Executive Summary
Excluding Big-Integers, Strings that are more than one character long are inherently more complicated than numbers because they:
- are represented as a list (or shallow tree) of multiple numbers
- can be alphabetized
- have case sensitivity
- have punctuation, accents, characters, and whitespace, which all need to be treated differently
- have character encodings which add their own complexities.
- could use a lot of memory (if large enough).
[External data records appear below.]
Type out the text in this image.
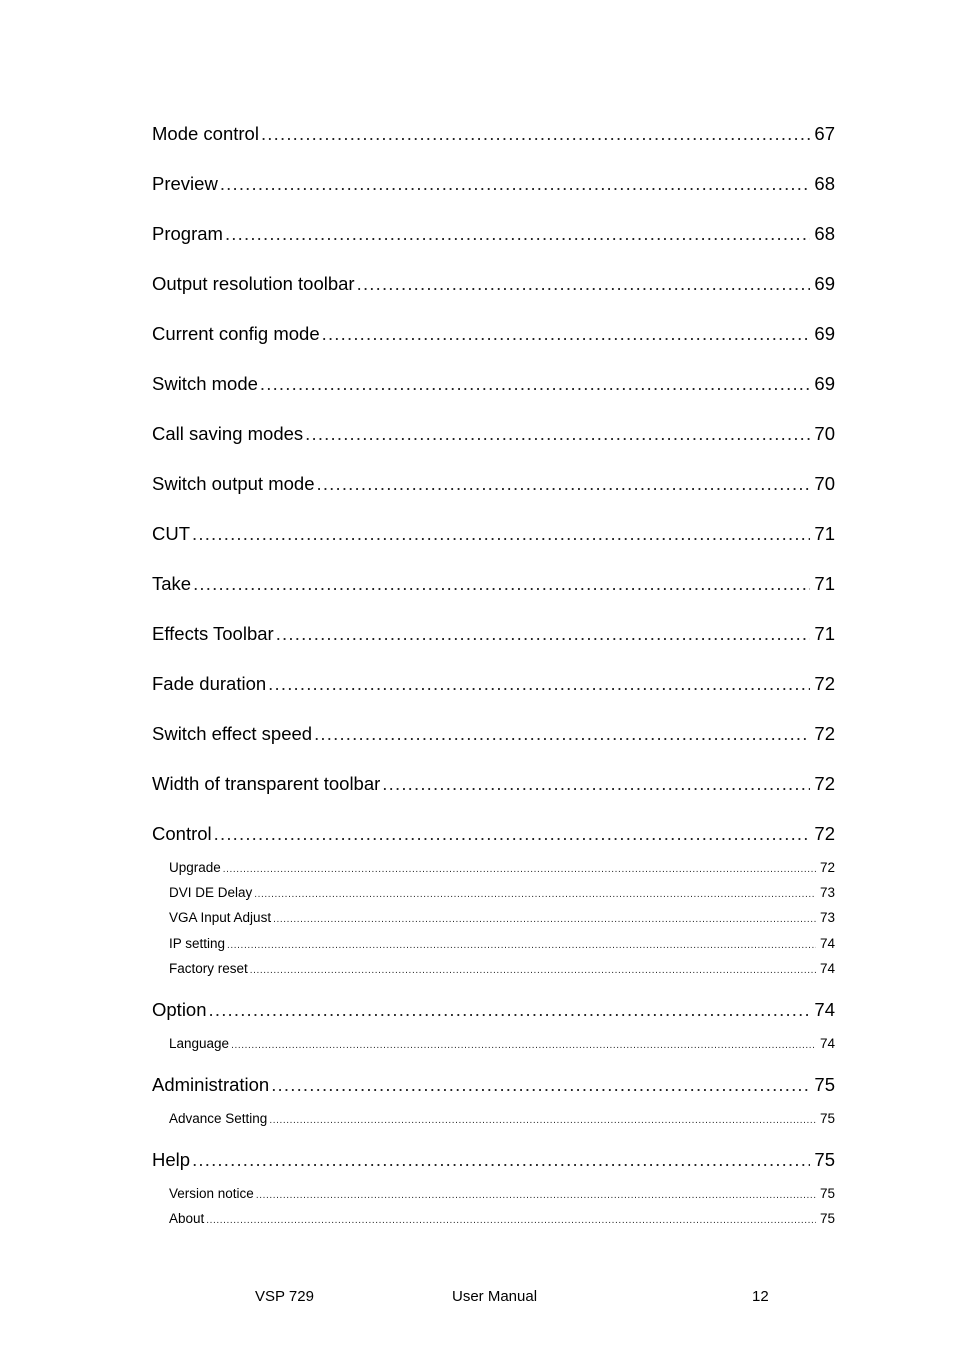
Mode control .....	67
Preview .....	68
Program .....	68
Output resolution toolbar .....	69
Current config mode .....	69
Switch mode .....	69
Call saving modes .....	70
Switch output mode .....	70
CUT .....	71
Take .....	71
Effects Toolbar .....	71
Fade duration .....	72
Switch effect speed .....	72
Width of transparent toolbar .....	72
Control .....	72
Upgrade .....	72
DVI DE Delay .....	73
VGA Input Adjust .....	73
IP setting .....	74
Factory reset .....	74
Option .....	74
Language .....	74
Administration .....	75
Advance Setting .....	75
Help .....	75
Version notice .....	75
About .....	75
VSP 729	User Manual	12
Big-Integers could be about as complicated as all-lower-case (or all-upper-case) ASCII or EBCDIC strings.
Details
What's a String?
A string is a list of characters. Characters are just numbers and a character encoding that gives each character a number to represent it. So a String is essentially a list of numbers.
What's a Number?
Excluding a few special-purpose computers at research facilities, every popular processor has built in integers (from 8 to 64-bits) and IEEE floating points (32- and 64-bits). Popular processors have instructions for doing simple math: +, -, /, and * on these various kinds of ints and floats. Popular programming languages have straight-forward syntax that gets compiled to these opcodes in very simple ways.
Bigger Numbers?
Many languages have a Big-Integer that stores values bigger than what fits in a hardware 64-bit integer. Like Strings, they are essentially lists of numbers. Sometimes BigInt is implemented as a String, but I hope that is rare today. Like Strings, BigInts tend to be harder to use than simple hardware-supported numbers. You can fill up memory with them, etc. As an aside, tools like Spire cleverly promote Integers to BigIntegers as appropriate.
Character Encoding
Strings used to be encoded in EBCDIC, ASCII, WinAnsi, and a bunch of other formats that came out before Unicode. With Unicode, there is UTF-8, UTF-16, UTF-32, and other ways of representing characters as one or more bytes. Some character encodings are one-way compatible with others, but most are not. ASCII has only 8-bit characters, but a String in UTF-8 is actually a shallow tree structure where each character is composed of 1-4 bytes (thank you @gnasher729). And that's just representation of a single "code point" in bytes. The logical characters themselves are sometimes composed of multiple code points (a base character plus an accent) so you have grapheme clusters to deal with (thank you @gnasher729).
Parting Thoughts
Anything can be as complicated as you want it to be. Numbers can be positive, negative, or zero (IEEE floating points can also be negative zero). They can be even, odd, prime, ratios, imaginary, irrational, transcendental, or have many other properties that have kept number theorists and set theorists busy for centuries and will continue to do so.
But character strings represent languages and you need fonts to render them, which have their own set of headaches (and licensing issues). Chinese people whose ancient family names involve characters that are not otherwise part of their roughly 10,000 character alphabet are clambering to have their names included in Unicode. There are lost languages, and arguments about whether made-up languages like Klingon need to be included in character sets. I think when you add all that, plus regular expressions, then in general, Strings are more complicated than numbers.
Probably for every string complexity issue, a great student of Math could bring up various series, sets, divergence, and other complex issues. But I think you are defining numbers as "ints, floats, and maybe Big-Integers" not as "polynomials, series, and beyond."